Donna Frye is thinking ahead. Way ahead. When I brought up “the future” with her this week, she was in 2010. I was still in 2009, and I thought I was looking forward.
Frye says the chances are “good” that she'll run for the seat now occupied by county Supervisor Ron Roberts. Sounds like the only thing that could stop her from running is if her mother, with whom she lives and is very close, were to fall ill. Sure, Frye could make a bundle of money barefoot and selling surf equipment and clothing, she says, but she worries that she might get bored outside of the public-policy arena. What's more, she's beginning to get hip to the idea of battling on policy matters like healthcare and land protection in the unincorporated county. Were she on the board at the time of a decision on the Sunrise Powerlink, she grinned, the SDG&E project would go down 3-2, with Frye teaming with Dianne Jacob and Pam Slater-Price.
But first things first. In 2009, Frye wants to be president of the City Council. Having served a partial term prior to her two official terms, Frye is in the unique position to bridge the gap between the old council and the new council.
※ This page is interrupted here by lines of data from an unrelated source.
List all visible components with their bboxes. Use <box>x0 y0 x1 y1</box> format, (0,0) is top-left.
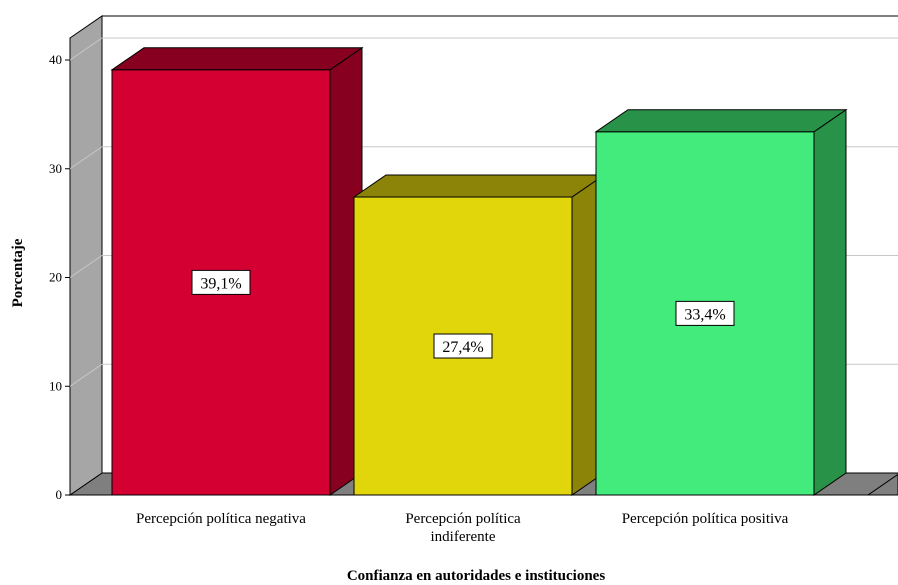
gridline-side <box>69 363 103 387</box>
data-label-text: 39,1% <box>200 275 241 292</box>
gridline-side <box>69 37 103 61</box>
left-wall <box>69 15 103 496</box>
gridline-side <box>69 146 103 170</box>
data-label-text: 33,4% <box>684 306 725 323</box>
data-label-text: 27,4% <box>442 339 483 356</box>
bar-side <box>813 108 847 496</box>
x-axis-title: Confianza en autoridades e instituciones <box>347 568 606 584</box>
x-tick-label: Percepción política negativa <box>136 511 306 527</box>
data-label: 39,1% <box>191 269 251 295</box>
bar-top <box>352 174 606 198</box>
y-axis-ticks: 0 10 20 30 40 <box>49 52 70 502</box>
y-tick-label: 0 <box>56 487 63 502</box>
data-label-box <box>191 269 251 295</box>
gridline-side <box>69 255 103 278</box>
y-tick-label: 10 <box>49 378 62 393</box>
y-tick-label: 40 <box>49 52 62 67</box>
bars <box>110 46 848 496</box>
x-axis-categories: Percepción política negativa Percepción p… <box>136 511 789 545</box>
data-labels: 39,1% 27,4% 33,4% <box>191 269 735 359</box>
x-tick-label: indiferente <box>431 529 496 545</box>
bar-top <box>110 47 364 71</box>
data-label-box <box>675 300 735 326</box>
y-tick-label: 20 <box>49 270 62 285</box>
y-axis-title: Porcentaje <box>10 238 26 307</box>
data-label: 27,4% <box>433 333 493 359</box>
x-tick-label: Percepción política <box>405 511 521 527</box>
data-label: 33,4% <box>675 300 735 326</box>
y-tick-label: 30 <box>49 161 62 176</box>
bar-top <box>594 109 848 133</box>
data-label-box <box>433 333 493 359</box>
x-tick-label: Percepción política positiva <box>622 511 789 527</box>
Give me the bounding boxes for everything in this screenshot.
The senior member come December, Scott Peters, Jim Madaffer, Toni Atkins and Brian Maienschein will be termed out, and Frye will be the only one left from the days before the executive-mayor governance structure, the only one who was around for the city-employee pension scandal.
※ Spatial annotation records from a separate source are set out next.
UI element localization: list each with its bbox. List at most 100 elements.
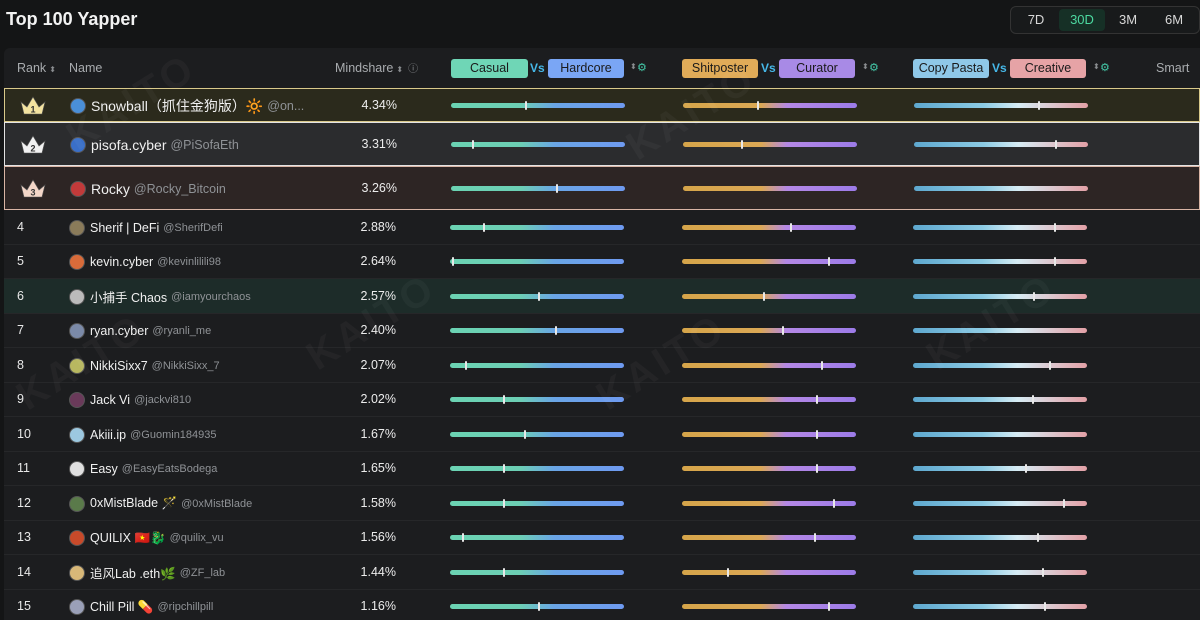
avatar[interactable] — [70, 98, 86, 114]
user-cell[interactable]: 0xMistBlade 🪄 @0xMistBlade — [69, 495, 252, 513]
user-handle[interactable]: @on... — [267, 99, 305, 113]
casual-filter-pill[interactable]: Casual — [451, 59, 528, 78]
period-3m-button[interactable]: 3M — [1118, 12, 1138, 27]
user-name[interactable]: Akiii.ip — [90, 427, 127, 442]
table-row[interactable]: 14 追风Lab .eth🌿 @ZF_lab 1.44% — [4, 555, 1200, 590]
user-name[interactable]: 追风Lab .eth🌿 — [90, 567, 176, 581]
user-name[interactable]: Jack Vi — [90, 393, 131, 407]
table-row[interactable]: 11 Easy @EasyEatsBodega 1.65% — [4, 452, 1200, 486]
user-name[interactable]: NikkiSixx7 — [90, 358, 148, 373]
mindshare-value: 2.02% — [360, 392, 396, 406]
user-name[interactable]: QUILIX 🇻🇳🐉 — [90, 530, 166, 545]
avatar[interactable] — [69, 530, 85, 546]
table-row[interactable]: 10 Akiii.ip @Guomin184935 1.67% — [4, 417, 1200, 452]
user-handle[interactable]: @ZF_lab — [179, 566, 226, 579]
user-handle[interactable]: @quilix_vu — [169, 532, 224, 544]
user-cell[interactable]: Sherif | DeFi @SherifDefi — [69, 219, 223, 237]
table-row[interactable]: 1 Snowball（抓住金狗版）🔆 @on... 4.34% — [4, 88, 1200, 122]
user-name[interactable]: pisofa.cyber — [91, 137, 167, 153]
user-cell[interactable]: Rocky @Rocky_Bitcoin — [70, 180, 226, 198]
table-row[interactable]: 8 NikkiSixx7 @NikkiSixx_7 2.07% — [4, 348, 1200, 383]
user-name[interactable]: kevin.cyber — [90, 255, 154, 269]
casual-hardcore-bar — [450, 360, 624, 370]
copypasta-creative-bar — [913, 328, 1087, 333]
user-handle[interactable]: @Rocky_Bitcoin — [133, 182, 226, 196]
user-cell[interactable]: 小捕手 Chaos @iamyourchaos — [69, 288, 251, 306]
user-name[interactable]: Rocky — [91, 181, 130, 197]
user-name[interactable]: 0xMistBlade 🪄 — [90, 496, 178, 510]
copypasta-creative-bar — [913, 464, 1087, 473]
gear-icon[interactable]: ⚙ — [637, 62, 647, 74]
user-cell[interactable]: kevin.cyber @kevinlilili98 — [69, 253, 221, 271]
sort-icon[interactable]: ⬍ — [1093, 62, 1100, 71]
user-name[interactable]: Chill Pill 💊 — [90, 599, 154, 614]
table-row[interactable]: 13 QUILIX 🇻🇳🐉 @quilix_vu 1.56% — [4, 521, 1200, 555]
avatar[interactable] — [69, 219, 85, 236]
user-name[interactable]: Snowball（抓住金狗版）🔆 — [91, 98, 264, 114]
copypasta-filter-pill[interactable]: Copy Pasta — [913, 59, 989, 78]
table-row[interactable]: 9 Jack Vi @jackvi810 2.02% — [4, 383, 1200, 417]
user-cell[interactable]: Chill Pill 💊 @ripchillpill — [69, 598, 213, 616]
user-name[interactable]: ryan.cyber — [90, 324, 149, 338]
yapper-table: Rank ⬍ Name Mindshare ⬍ ⓘ Casual Vs Hardcor… — [4, 48, 1200, 620]
mindshare-header[interactable]: Mindshare ⬍ ⓘ — [335, 48, 418, 88]
table-row[interactable]: 5 kevin.cyber @kevinlilili98 2.64% — [4, 245, 1200, 279]
user-handle[interactable]: @ryanli_me — [152, 325, 212, 337]
avatar[interactable] — [70, 181, 86, 197]
avatar[interactable] — [69, 254, 85, 270]
user-cell[interactable]: ryan.cyber @ryanli_me — [69, 322, 211, 340]
period-7d-button[interactable]: 7D — [1027, 12, 1045, 27]
user-handle[interactable]: @ripchillpill — [157, 601, 214, 613]
gear-icon[interactable]: ⚙ — [869, 62, 879, 74]
table-row[interactable]: 4 Sherif | DeFi @SherifDefi 2.88% — [4, 210, 1200, 245]
period-30d-button[interactable]: 30D — [1059, 9, 1105, 31]
user-cell[interactable]: pisofa.cyber @PiSofaEth — [70, 136, 239, 154]
table-row[interactable]: 3 Rocky @Rocky_Bitcoin 3.26% — [4, 166, 1200, 210]
user-cell[interactable]: Easy @EasyEatsBodega — [69, 460, 217, 478]
user-name[interactable]: 小捕手 Chaos — [90, 291, 168, 305]
avatar[interactable] — [69, 461, 85, 477]
avatar[interactable] — [69, 288, 85, 305]
user-handle[interactable]: @jackvi810 — [134, 394, 192, 406]
avatar[interactable] — [69, 564, 85, 581]
table-row[interactable]: 2 pisofa.cyber @PiSofaEth 3.31% — [4, 122, 1200, 166]
user-handle[interactable]: @PiSofaEth — [170, 138, 239, 152]
user-handle[interactable]: @Guomin184935 — [130, 428, 217, 441]
table-row[interactable]: 6 小捕手 Chaos @iamyourchaos 2.57% — [4, 279, 1200, 314]
user-cell[interactable]: NikkiSixx7 @NikkiSixx_7 — [69, 357, 220, 375]
info-icon[interactable]: ⓘ — [408, 64, 419, 75]
avatar[interactable] — [69, 426, 85, 443]
creative-filter-pill[interactable]: Creative — [1010, 59, 1086, 78]
avatar[interactable] — [69, 323, 85, 339]
avatar[interactable] — [69, 357, 85, 374]
table-row[interactable]: 7 ryan.cyber @ryanli_me 2.40% — [4, 314, 1200, 348]
user-handle[interactable]: @iamyourchaos — [171, 290, 251, 303]
avatar[interactable] — [69, 392, 85, 408]
rank-header[interactable]: Rank ⬍ — [17, 48, 56, 88]
user-cell[interactable]: Jack Vi @jackvi810 — [69, 391, 191, 409]
user-handle[interactable]: @SherifDefi — [163, 221, 223, 234]
avatar[interactable] — [70, 137, 86, 153]
user-handle[interactable]: @0xMistBlade — [181, 497, 253, 510]
user-cell[interactable]: QUILIX 🇻🇳🐉 @quilix_vu — [69, 529, 224, 547]
gear-icon[interactable]: ⚙ — [1100, 62, 1110, 74]
user-handle[interactable]: @EasyEatsBodega — [121, 463, 218, 475]
shitposter-filter-pill[interactable]: Shitposter — [682, 59, 758, 78]
user-cell[interactable]: Snowball（抓住金狗版）🔆 @on... — [70, 97, 304, 115]
user-handle[interactable]: @kevinlilili98 — [157, 256, 221, 268]
curator-filter-pill[interactable]: Curator — [779, 59, 855, 78]
user-cell[interactable]: Akiii.ip @Guomin184935 — [69, 426, 217, 444]
user-name[interactable]: Sherif | DeFi — [90, 220, 160, 235]
period-6m-button[interactable]: 6M — [1164, 12, 1184, 27]
user-handle[interactable]: @NikkiSixx_7 — [151, 359, 220, 372]
rank-number: 6 — [17, 288, 24, 303]
sort-icon[interactable]: ⬍ — [862, 62, 869, 71]
user-name[interactable]: Easy — [90, 462, 118, 476]
sort-icon[interactable]: ⬍ — [630, 62, 637, 71]
table-row[interactable]: 12 0xMistBlade 🪄 @0xMistBlade 1.58% — [4, 486, 1200, 521]
user-cell[interactable]: 追风Lab .eth🌿 @ZF_lab — [69, 564, 225, 582]
hardcore-filter-pill[interactable]: Hardcore — [548, 59, 624, 78]
table-row[interactable]: 15 Chill Pill 💊 @ripchillpill 1.16% — [4, 590, 1200, 620]
avatar[interactable] — [69, 599, 85, 615]
avatar[interactable] — [69, 495, 85, 512]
Late last year, Frye supported Councilmember Tony Young's bid for the job, but the majority of her colleagues favored giving Scott Peters a third year at the post. Mindful that Young may seek it again, Frye said, “Tony will have a lot more time on the council in the future than I will. He'll get to serve another term, so there's more opportunity.” In other words, Frye wants to the first president of the new era.
Frye has no qualms about criticizing Peters' presidency. She views him much the same way she viewed former Mayor Dick Murphy: They were both too concerned about avoiding personal political losses. With Peters, that has manifested in a willingness to bargain away the City Council's power.
She said Peters' presidency feels like a one-way conduit between the mayor and the council—the council simply responds to the mayor's agenda when it should be responding to the mayor and bringing forward its own legislative agenda. “Nothing has been carved out that really stands out as accomplishments of the council president that separates us as a unique legislative body,” Frye said.
Told of Frye's comments, Pam Hardy, Peters' spokesperson, rattled off a list of policy issues in which the council has acted independently of the mayor, including sewage-water reuse, restricting the mayor's midyear unilateral budgeting authority, supporting gay marriage, opposing the San Onofre toll road, regulating big box stores, mandatory recycling and combating lead poisoning.
Apparently, even though that's a list of items about which Frye cares deeply, she's not terribly impressed.
“Because of the pension stuff and things like that, it seems that we're just sort of treading water, trying to figure out which parts of the mayor's agenda we'll support or not support,” she said. “Not that that isn't part of what we do, but as a legislative branch of government—you don't see people in Congress sitting around waiting for George Bush to hand them some agenda and that's all they talk about.”
I reminded Frye of a criticism of her—that she's too headstrong against forming coalitions in order to get things done. I meant coalitions among City Council members, but she went another direction, her favorite direction: the public at large.
“When people say that, I say, ‘Fine. I put together a write-in mayoral campaign and got over 150,000 people to write my name in,” she said.
Playing my game, she noted that in three week's time a few years back, she successfully fought for a number of rule changes that benefited public participation in government, including requiring a court reporter to transcribe closed-door council meetings, which came in handy recently amid a dispute between Peters and City Attorney Mike Aguirre. But rather than “banging on doors” at City Hall, she prefers to go grassroots, by pulling in citizens. “Part of the process is to empower the public,” she said. “That's how I see my job.”
As for 2009, she'd like to help empower new members of the City Council—whether they're Republicans like Carl DeMaio or Democrats like Marti Emerald (she's endorsed Emerald, Stephen Whitburn and Sherri Lightner).
“I think that the people who are running for office now, they have some very strong ideas and some very strong opinions, and they are going to want to put through their agendas…. I'm not convinced that they are going to be content to simply wait to have their agendas moved forward. I think they're going to be more likely to understand what the potential is.”
Indeed, the next two years will be transitional for the City Council—and for Donna Frye.
Correction: One of our readers pointed out that the county Board of Supervisors doesn't have the authority to vote 'down' the Sunrise Powerlink project, only to endorse it or not. Sorry for any confusion.